Heterogeneous Multi-Agent Reinforcement Learning with Attention for Cooperative and Scalable Feature Transformation

TL;DR

HAFT develops a heterogeneous multi-agent reinforcement learning framework for scalable automated feature transformation on tabular data. It employs three cascading agents (two feature selectors and one operation selector) coordinated by a shared critic, aided by multi-head attention and a two-branch state encoding to manage dynamic feature spaces. Ablation and robustness studies demonstrate the necessity of the shared critic, state encoding, and attention mechanism, while scalability analyses show faster performance than clustering-based rivals. The approach yields improved downstream performance, interpretable transformed features, and strong generalization across diverse datasets.

Abstract

Feature transformation enhances downstream task performance by generating informative features through mathematical feature crossing. Despite the advancements in deep learning, feature transformation remains essential for structured data, where deep models often struggle to capture complex feature interactions. Prior literature on automated feature transformation has achieved success but often relies on heuristics or exhaustive searches, leading to inefficient and time-consuming processes. Recent works employ reinforcement learning (RL) to enhance traditional approaches through a more effective trial-and-error way. However, two limitations remain: 1) Dynamic feature expansion during the transformation process, which causes instability and increases the learning complexity for RL agents; 2) Insufficient cooperation and communication between agents, which results in suboptimal feature crossing operations and degraded model performance. To address them, we propose a novel heterogeneous multi-agent RL framework to enable cooperative and scalable feature transformation. The framework comprises three heterogeneous agents, grouped into two types, each designed to select essential features and operations for feature crossing. To enhance communication among these agents, we implement a shared critic mechanism that facilitates information exchange during feature transformation.

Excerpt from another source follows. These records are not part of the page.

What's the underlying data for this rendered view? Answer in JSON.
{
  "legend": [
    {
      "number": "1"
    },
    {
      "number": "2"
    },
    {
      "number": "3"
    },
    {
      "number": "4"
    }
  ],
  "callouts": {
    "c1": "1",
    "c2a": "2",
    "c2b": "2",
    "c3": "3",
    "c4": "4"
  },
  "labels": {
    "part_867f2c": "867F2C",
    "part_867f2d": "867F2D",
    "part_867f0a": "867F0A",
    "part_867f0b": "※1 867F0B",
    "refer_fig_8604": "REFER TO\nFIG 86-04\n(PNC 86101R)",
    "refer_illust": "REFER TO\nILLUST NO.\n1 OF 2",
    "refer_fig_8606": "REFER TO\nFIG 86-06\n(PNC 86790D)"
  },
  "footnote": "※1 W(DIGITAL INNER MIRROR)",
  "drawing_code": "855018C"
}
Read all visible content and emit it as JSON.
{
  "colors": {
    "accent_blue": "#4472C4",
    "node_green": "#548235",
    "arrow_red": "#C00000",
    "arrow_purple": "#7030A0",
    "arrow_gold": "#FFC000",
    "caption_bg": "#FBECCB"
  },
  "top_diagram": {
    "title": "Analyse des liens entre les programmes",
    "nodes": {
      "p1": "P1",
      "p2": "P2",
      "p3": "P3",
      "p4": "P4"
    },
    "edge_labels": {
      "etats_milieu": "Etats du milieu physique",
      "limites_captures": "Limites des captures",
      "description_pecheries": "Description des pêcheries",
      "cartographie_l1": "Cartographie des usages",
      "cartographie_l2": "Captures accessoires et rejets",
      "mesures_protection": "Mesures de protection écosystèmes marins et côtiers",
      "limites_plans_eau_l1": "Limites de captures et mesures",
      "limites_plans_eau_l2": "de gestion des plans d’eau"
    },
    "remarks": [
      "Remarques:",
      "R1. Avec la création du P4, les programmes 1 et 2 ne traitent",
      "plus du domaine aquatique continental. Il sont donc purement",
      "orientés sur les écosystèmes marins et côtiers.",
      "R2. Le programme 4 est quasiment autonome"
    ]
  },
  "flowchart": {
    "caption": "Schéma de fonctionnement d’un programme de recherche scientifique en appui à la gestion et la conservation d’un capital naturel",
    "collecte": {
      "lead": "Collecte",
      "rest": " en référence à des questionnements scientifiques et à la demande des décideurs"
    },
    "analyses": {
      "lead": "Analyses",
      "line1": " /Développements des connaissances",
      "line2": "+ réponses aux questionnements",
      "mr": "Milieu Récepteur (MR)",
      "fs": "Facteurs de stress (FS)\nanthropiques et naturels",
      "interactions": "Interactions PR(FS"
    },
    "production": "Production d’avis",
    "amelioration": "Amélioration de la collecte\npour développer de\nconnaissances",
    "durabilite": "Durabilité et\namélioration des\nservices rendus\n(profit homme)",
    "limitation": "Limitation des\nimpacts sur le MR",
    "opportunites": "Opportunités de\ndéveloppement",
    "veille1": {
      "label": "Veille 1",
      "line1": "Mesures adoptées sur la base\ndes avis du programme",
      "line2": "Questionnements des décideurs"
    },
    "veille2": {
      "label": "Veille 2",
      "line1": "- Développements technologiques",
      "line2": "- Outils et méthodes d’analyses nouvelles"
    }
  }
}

To handle the dynamically expanding feature space, we tailor multi-head attention-based feature agents to select suitable features for feature crossing. Additionally, we introduce a state encoding technique during the optimization process to stabilize and enhance the learning dynamics of the RL agents, resulting in more robust and reliable transformation policies. Finally, we conduct extensive experiments to validate the effectiveness, efficiency, robustness, and interpretability of our model.

Figures (8)

• Figure 1: Framework Overview. HAFT consists of three heterogeneous agents: two feature agents that select candidate features and one operation agent that determines a mathematical operation. A central critic leverages global information from the current feature space to coordinate the agents and enhance policy learning. This feature transformation process continues iteratively until an optimal feature set is identified or the iteration limit is reached.
• Figure 2: Two‑branch state encoder. A statistics branch expands the dynamic feature set and normalizes it to $\mathbb{R}^{1 \times 49}$; an attention branch embeds features, applies multi‑head attention, and pooling to obtain $z_{attn}$. Finally create input $s^{\text{critic}} = [S_{\text{stats}}, z_{\text{attn}}]$.
• Figure 3: Influence of Shared Critic and Advantage Decomposition
• Figure 4: Influence of Different State Encoding
• Figure 5: Time Complexity Comparison between HAFT and GRFG